Император задумчиво говорит:
— Никогда еще со времен самого Юстиниана Великого так не восхваляли империю
Стилион слушал молча, не двигаясь. Этот тридцатилетний патриций принадлежал к старинному знатному роду, насчитывающему с десяток поколений. Среди его предков были послы, генералы, главы провинций, магистры и другие высшие чиновники империи. Среди них был даже один "логофет дрома" — чиновник, ведавший государственной почтой и приемом послов. Сам Стилион в свои тридцать лет успел уже, состоя в свите посла, побывать в Персии; он воевал в Египте, Сицилии и Болгарии. Став "протокарабом" — капитаном корабля, — принимал участие в нападении на гнездо арабских корсаров — остров Крит.
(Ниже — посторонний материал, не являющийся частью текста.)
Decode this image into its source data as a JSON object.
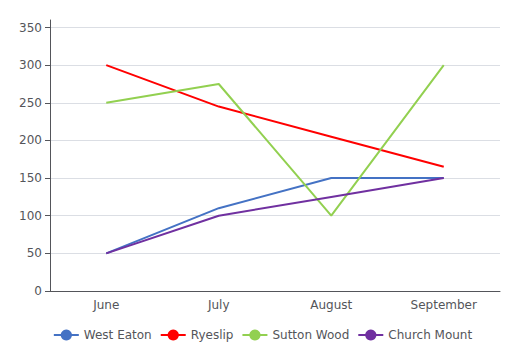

Образованный и циничный, изнеженный и мужественный, он одинаково равнодушно мог спать и на камнях, и на бархатном ложе, с насмешливым безразличием принимал как победу, так и поражение.
Поэтому он не дал себе труда поволноваться, когда, разбуженный посреди ночи самим начальником императорской гвардии, он был тайно приведен во дворец и выслушивал здесь то, чего не должен слышать никто. Между тем Константин продолжал:
— Империя окружена могущественными врагами. Еще Юстиниан Великий говорил, что для победы над врагом надо его знать. Мы же знаем о многих из варваров только то, что они хотят. Послы, которых я направляю в разные страны, вместо того чтобы находить и подкупать соглядатаев, сами оказываются подкупленными. Ты знаешь об этом.
— Государь! Вы говорите со мной так откровенно, как говорят либо с очень близкими друзьями, либо с осужденными на казнь.
— Как знать, — с легкой, печальной полуулыбкой ответил император, — может быть, тебе предстоит именно этот выбор.
Стилион, хотя ничем не выдал себя, внутренне содрогнулся. Он хорошо знал эту печальную полуулыбку, с которой император, не задумываясь, отправлял на гибель тысячи людей, как это было во время памятной экспедиции на Крит в прошлом году.
— Что ты знаешь о pyccaх? — внезапно спросил император.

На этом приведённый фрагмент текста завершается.